The Corner

Re: New Yorkers and Immigration

JPod: You’re right that the arguments about latte, etc., are off the mark, but there is a germ of a point there. A century ago, New York defined the immigrant experience; today it’s an outlier, and what you see on the streets of the city is no longer representative of immigration anywhere else in the country. Obviously, no place is just like another, but even your example about illegal immigration shows how New York is different; illegal aliens account for fully one-third of foreign-born population nationwide, but only 10 percent in New York. Also, the large, and unique, concentration of Puerto Ricans changes things — they’re immigrants in every cultural and sociological respect, but since we (mistakenly) accorded them citizenship in 1917, they are not immigrants in a legal sense.

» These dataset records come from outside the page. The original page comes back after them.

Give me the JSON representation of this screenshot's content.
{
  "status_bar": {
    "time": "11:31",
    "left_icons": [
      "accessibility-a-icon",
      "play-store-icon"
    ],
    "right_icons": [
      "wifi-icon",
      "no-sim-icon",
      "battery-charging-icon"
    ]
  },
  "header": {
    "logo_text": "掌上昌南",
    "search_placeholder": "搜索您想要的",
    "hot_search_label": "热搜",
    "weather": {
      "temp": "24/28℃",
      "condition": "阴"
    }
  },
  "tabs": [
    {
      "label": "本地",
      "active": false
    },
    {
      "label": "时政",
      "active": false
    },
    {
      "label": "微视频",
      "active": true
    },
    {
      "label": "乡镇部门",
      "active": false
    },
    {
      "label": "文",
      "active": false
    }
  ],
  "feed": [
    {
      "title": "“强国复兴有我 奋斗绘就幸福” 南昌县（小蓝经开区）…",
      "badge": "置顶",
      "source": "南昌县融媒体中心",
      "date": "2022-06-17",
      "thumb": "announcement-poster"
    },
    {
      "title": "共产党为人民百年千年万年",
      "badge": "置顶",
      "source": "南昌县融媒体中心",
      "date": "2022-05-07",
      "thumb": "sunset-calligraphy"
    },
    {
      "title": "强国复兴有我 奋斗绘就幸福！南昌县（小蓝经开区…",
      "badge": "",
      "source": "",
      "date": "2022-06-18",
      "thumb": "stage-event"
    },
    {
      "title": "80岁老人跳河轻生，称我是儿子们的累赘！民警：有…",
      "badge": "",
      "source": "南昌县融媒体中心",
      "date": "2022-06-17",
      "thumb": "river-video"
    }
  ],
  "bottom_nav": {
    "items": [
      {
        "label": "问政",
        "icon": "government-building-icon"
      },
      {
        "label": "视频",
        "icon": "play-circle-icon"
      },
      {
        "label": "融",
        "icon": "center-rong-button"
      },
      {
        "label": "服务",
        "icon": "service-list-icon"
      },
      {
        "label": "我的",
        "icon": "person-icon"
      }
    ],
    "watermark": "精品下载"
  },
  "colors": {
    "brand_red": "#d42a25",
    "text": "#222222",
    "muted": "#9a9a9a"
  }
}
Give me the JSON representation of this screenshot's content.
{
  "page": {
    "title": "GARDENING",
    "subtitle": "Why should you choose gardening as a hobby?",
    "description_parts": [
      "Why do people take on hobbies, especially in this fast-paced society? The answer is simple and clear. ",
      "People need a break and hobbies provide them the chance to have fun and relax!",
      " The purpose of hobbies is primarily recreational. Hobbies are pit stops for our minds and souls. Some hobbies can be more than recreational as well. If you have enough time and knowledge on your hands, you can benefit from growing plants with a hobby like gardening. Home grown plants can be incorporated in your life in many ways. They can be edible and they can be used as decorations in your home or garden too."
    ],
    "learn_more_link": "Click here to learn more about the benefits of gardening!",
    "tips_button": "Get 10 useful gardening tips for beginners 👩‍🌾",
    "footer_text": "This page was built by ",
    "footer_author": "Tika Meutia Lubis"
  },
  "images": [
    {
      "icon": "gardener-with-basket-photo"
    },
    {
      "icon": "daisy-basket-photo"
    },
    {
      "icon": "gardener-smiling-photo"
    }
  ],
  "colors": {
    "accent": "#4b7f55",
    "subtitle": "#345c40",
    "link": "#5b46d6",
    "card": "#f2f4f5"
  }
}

Maybe the most important difference between New York and the rest of the country with regard to immigration is the radically greater degree of diversity than in any other large immigrant-receiving state. We did a paper a while back which, among other things, pulled out the top 15 countries of origin of immigrants in each state in 2000. The share of the total immigrant population that the top sending country accounted for made New York very different: California’s immigrant population was 44 percent Mexican, Texas 65 percent Mexican, Illinois 40 percent Mexican, Florida 25 percent Cuban, but New York only 11 percent Dominican. New Jersey is the only major immigrant state that’s similar, with its largest group (Indians) accounting for only 8 percent, but that sort of makes my point, since it’s sort of an extension of New York (please, no outraged e-mails). And not only was there no single group that dominated the immigrant population in New York, but the largest sending countries were more diverse than anywhere else; the top source was Hispanic (the D.R.), the second Asian (greater China), the third white (former USSR, basically Russian Jews), and the fourth black (Jamaica).

Nat Glazer once told me that the problem with immigration enthusiasts was that “they think it’s still New York in the 1950s.” In fact, most of the country isn’t even New York in the 2000s. The point is not that New Yorkers can’t comment on immigration, but rather that they need to do so with the knowledge that what they see is a relatively small, unrepresentative share of the modern immigration experience.